In fact, the FMCSA estimates that twenty hours a year are spent logging hours on paper.
While paper logbooks require drivers to round up to the nearest fifteen minutes for stops, ELDs round to the nearest minute, adding five to ten hours a week of drive time to their paychecks.
HOW THE ELECTRONIC LOGBOOK MANDATE CAN WORK FOR DRIVERS
ELDs provide clear and concise records for an officer to see, leading to expedited inspections. Coupled with less paperwork, ELDs get drivers back on the road faster, which is where they would prefer to be.
ELDs reduce CSA scores and fines because they more accurately record drive times and locations. Everyone makes mistakes, and paper is the perfect place to highlight that. Incorrect records add up, and those mistakes cost drivers a lot of money. With ELDs, fewer corrections need to be made later, which is less information that a driver has to remember.
Drivers remain more HOS compliant with time-sensitive warnings alert them to a required thirty-minute break or running out of driving hours. ELDs are programmed to remind a driver while there’s still time to pull over somewhere safe.
Also, because ELDs record all of this performance, drivers have more responsible data to add to their resume, making them a more marketable candidate at their next job interview. With data to back it up, they can demand higher pay or increased incentive payouts.
ELDs can help document driver safety in the event of an accident as well. They capture driver behavior immediately preceding the incident so that they have a simple way to reconstruct accidents and defend lawsuits, reducing their liability. This can also provide better roadside assistance because the exact location of the driver and condition of the vehicle is known.

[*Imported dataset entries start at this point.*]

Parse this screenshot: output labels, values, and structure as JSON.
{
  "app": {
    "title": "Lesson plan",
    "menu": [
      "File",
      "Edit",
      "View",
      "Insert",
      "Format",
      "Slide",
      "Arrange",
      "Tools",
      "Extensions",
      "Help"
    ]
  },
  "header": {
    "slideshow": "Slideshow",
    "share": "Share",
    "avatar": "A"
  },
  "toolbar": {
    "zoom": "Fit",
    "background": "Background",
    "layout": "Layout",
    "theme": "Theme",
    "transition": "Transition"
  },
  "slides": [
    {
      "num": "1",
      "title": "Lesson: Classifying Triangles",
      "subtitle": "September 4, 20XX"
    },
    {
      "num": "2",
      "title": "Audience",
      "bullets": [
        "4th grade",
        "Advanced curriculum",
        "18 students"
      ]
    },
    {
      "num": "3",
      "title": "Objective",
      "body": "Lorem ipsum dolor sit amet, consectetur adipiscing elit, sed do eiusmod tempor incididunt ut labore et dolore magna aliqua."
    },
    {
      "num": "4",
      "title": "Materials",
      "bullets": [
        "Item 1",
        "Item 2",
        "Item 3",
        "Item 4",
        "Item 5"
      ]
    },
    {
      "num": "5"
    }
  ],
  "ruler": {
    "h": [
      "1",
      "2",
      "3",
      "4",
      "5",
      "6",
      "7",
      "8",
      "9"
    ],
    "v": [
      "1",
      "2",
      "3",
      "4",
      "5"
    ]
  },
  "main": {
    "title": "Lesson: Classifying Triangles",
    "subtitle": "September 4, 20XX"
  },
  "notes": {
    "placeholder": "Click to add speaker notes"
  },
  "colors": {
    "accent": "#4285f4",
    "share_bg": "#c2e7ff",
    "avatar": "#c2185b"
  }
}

HOW THE ELECTRONIC LOGBOOK MANDATE CAN WORK FOR FLEETS
There are many ways that the ELD mandate can help you improve efficiencies with your fleet. They improve safety, reduce costs, connect you with your drivers, and help you keep a competitive edge.
ELDs help to improve safety because they enforce hours of service regulations. This keeps tired drivers off the road, increasing safety, and saving you a lot of money.
With ELDs you can make sure drivers are taking the defined path, following safety guidelines the entire way.
This reduces the risk of accidents. Monitoring driver behavior and alerting them to dangerous driving events in real time can help to reduce the risks associated with braking hard, over-acceleration, or hard cornering.
Managers who have a better handle on driver behavior data can coach drivers into safe driving habits and increase the overall safety of the entire fleet, reducing the liability of the company.
In addition to keeping drivers safe, you can use this data to reduce vehicle maintenance costs.
If your ELDs are equipped with real-time fault code alerts and diagnostic reports, you can minimize breakdowns by initiating automatic checkups. This helps ensure more on-time delivery, resulting in increased customer satisfaction.
Fuel is often wasted taking longer routes or vehicle idling. ELDs can help reduce fuel consumption by tracking idle time and excess mileage. Becoming ELD compliant also helps add value to your fleet by offering your customers a better value.
This, in turn, beats your competitors, because while the implementation of ELDs takes time and money, in the long run, you will be more efficient.
There are a few exceptions to the ELD mandate and who is required to comply.
Drivers who use paper logs less than eight days in a 30-day period Driveaway or towaway drivers where the vehicle was driven is the commodity or the vehicle being transported is a motor home or recreation vehicle trailer
Drivers of vehicles manufactured before the model year 2000
Drivers and carriers can’t choose to comply, but they can choose when to start. The sooner they can implement safer and more efficient practices, the sooner they’ll start saving money, and the easier it will be down the road.